News International Chief Executive Rebekah Brooks has agreed to give evidence to MPs over the phone hacking scandal next week, it has been announced.

But the Commons Culture Select Committee has issued a summons to media mogul Rupert Murdoch and his son James after they said they were unavailable to attend the session. The younger Murdoch had offered to appear on August 10 instead.

It is not clear whether the committee will be able to compel the men to face questioning as they are US citizens.

In his letter to committee chairman John Whittingdale, Mr Murdoch senior said that although he was not available on Tuesday, he was "fully prepared" to give evidence to the judge-led inquiry announced by David Cameron.

"I will be taking steps to notify those conducting the inquiry of my willingness to do so," the letter said. "Having done this, I would be happy to discuss with you how best to give evidence to your committee."

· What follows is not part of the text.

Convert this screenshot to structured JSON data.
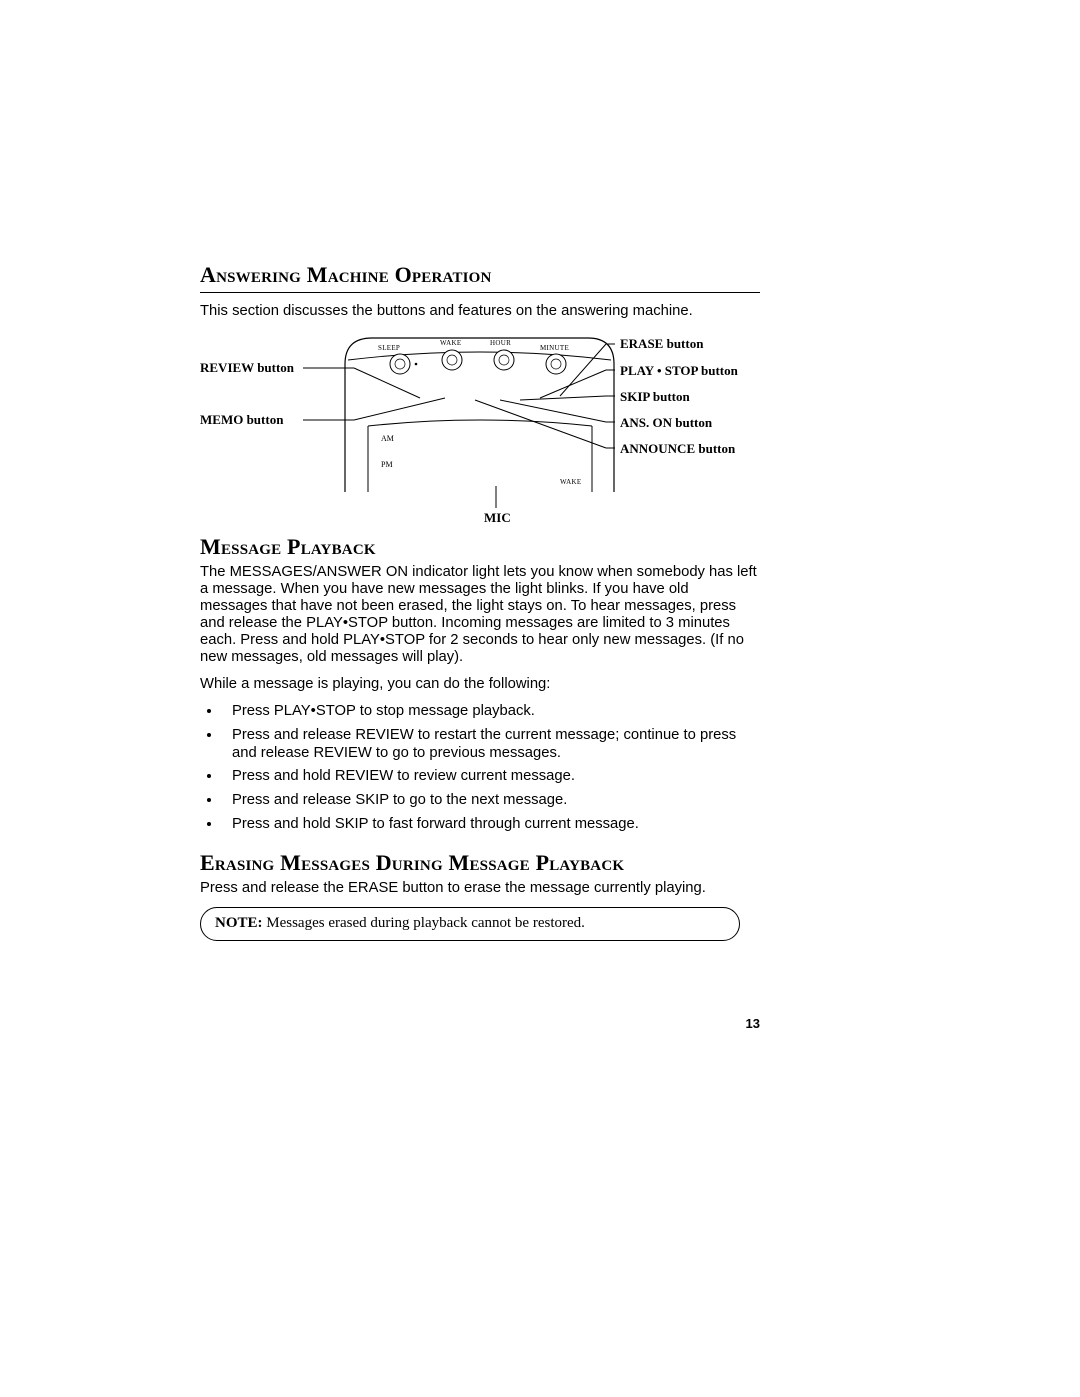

The development came after Deputy Prime Minister Nick Clegg insisted Mr Murdoch should submit to a grilling by the committee if he has a "shred of responsibility".


Earlier on Thursday former News of the World executive editor Neil Wallis was arrested at his home in west London by detectives from Operation Weeting, the Scotland Yard investigation into mobile interceptions by the Sunday tabloid, said sources.

He became deputy editor of the News of the World in 2003 and served under Andy Coulson's editorship before becoming the paper's executive editor in 2007.

Mr Coulson, 43, who was Downing Street communications chief until January this year, was himself arrested by Operation Weeting officers on Friday over alleged phone hacking and illegal payments to police. He was released on bail until October.

Wallis is a former member of the editors' code of practice committee of the Press Complaints Commission, the British newspaper industry's self-regulating body that has been accused by politicians of being too weak to tackle serious journalistic malpractice. He is the ninth person arrested since the Metropolitan Police launched a fresh investigation into phone hacking in January.